Zhang and his research team used UV light at a 365-nanometer wavelength in the new experiments, so the image created actually has more detail than is possible with beams in the microwave range.

The array of nanowires imaged measured 40 nanometers wide and the word NANO was about 60 nanometers wide. The objects, embedded onto a layer of chrome, were placed before the superlens, which was a layer of silver that was about 35 nanometers thick. The researchers recorded the image onto a photoresist, a polymer coating on the other side of the superlens that becomes insoluble when exposed to UV light.

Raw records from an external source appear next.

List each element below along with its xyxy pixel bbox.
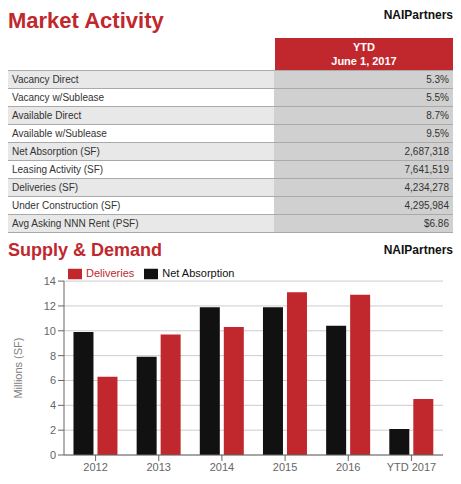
html-text:7,641,519: 7,641,519 [404, 164, 449, 175]
html-text:Available w/Sublease: Available w/Sublease [12, 128, 107, 139]
html-text:Avg Asking NNN Rent (PSF): Avg Asking NNN Rent (PSF) [12, 218, 139, 229]
svg-text:8: 8 [50, 350, 56, 362]
html-text:Available Direct: Available Direct [12, 110, 82, 121]
html-text:YTD: YTD [353, 41, 375, 53]
svg-text:12: 12 [44, 300, 56, 312]
svg-text:4: 4 [50, 399, 56, 411]
html-text:8.7%: 8.7% [426, 110, 449, 121]
html-text:Vacancy w/Sublease: Vacancy w/Sublease [12, 92, 105, 103]
html-text:5.3%: 5.3% [426, 74, 449, 85]
html-text:Net Absorption: Net Absorption [162, 267, 235, 279]
svg-text:2015: 2015 [273, 461, 297, 473]
svg-text:Millions (SF): Millions (SF) [12, 337, 24, 398]
html-text:Supply & Demand: Supply & Demand [8, 239, 162, 260]
html-text:Deliveries (SF): Deliveries (SF) [12, 182, 79, 193]
html-text:Deliveries: Deliveries [86, 267, 135, 279]
html-text:$6.86: $6.86 [424, 218, 449, 229]
html-text:Leasing Activity (SF): Leasing Activity (SF) [12, 164, 104, 175]
html-text:2,687,318: 2,687,318 [404, 146, 449, 157]
html-text:NAIPartners: NAIPartners [383, 243, 453, 257]
html-text:5.5%: 5.5% [426, 92, 449, 103]
svg-text:2016: 2016 [336, 461, 360, 473]
svg-text:2: 2 [50, 424, 56, 436]
html-text:4,295,984: 4,295,984 [404, 200, 449, 211]
svg-text:0: 0 [50, 449, 56, 461]
html-text:Market Activity: Market Activity [8, 8, 164, 33]
svg-text:2014: 2014 [210, 461, 234, 473]
html-text:June 1, 2017: June 1, 2017 [331, 55, 397, 67]
svg-text:6: 6 [50, 374, 56, 386]
svg-text:2013: 2013 [147, 461, 171, 473]
html-text:4,234,278: 4,234,278 [404, 182, 449, 193]
html-text:Under Construction (SF): Under Construction (SF) [12, 200, 121, 211]
html-text:9.5%: 9.5% [426, 128, 449, 139]
html-text:Net Absorption (SF): Net Absorption (SF) [12, 146, 100, 157]
svg-text:10: 10 [44, 325, 56, 337]
svg-text:2012: 2012 [83, 461, 107, 473]
svg-text:YTD 2017: YTD 2017 [387, 461, 437, 473]
html-text:NAIPartners: NAIPartners [383, 8, 453, 22]
svg-text:14: 14 [44, 275, 56, 287]
html-text:Vacancy Direct: Vacancy Direct [12, 74, 79, 85]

Notably, no lens is yet able to completely reconstitute all the evanescent waves emitted by an object, so the goal of a 100-percent perfect image is still out there. However, many scientists believe that a true perfect lens is not possible because there will always be some energy absorption loss as the waves pass through any known material.

In the long run, this line of research could lead to even higher resolution imaging for distant objects, the researchers said. This includes more detailed views of other planets as well as of human movement through surveillance satellites.

Other authors of the paper are Hyesog Lee, a graduate student in mechanical engineering, and Cheng Sun, a research scientist in Zhang's group.

The research was supported by the Office of Naval Research, the Defense Advanced Research Projects Agency Multidisciplinary University Research Initiative, and the National Science Foundation Center for Nanoscale Science and Engineering.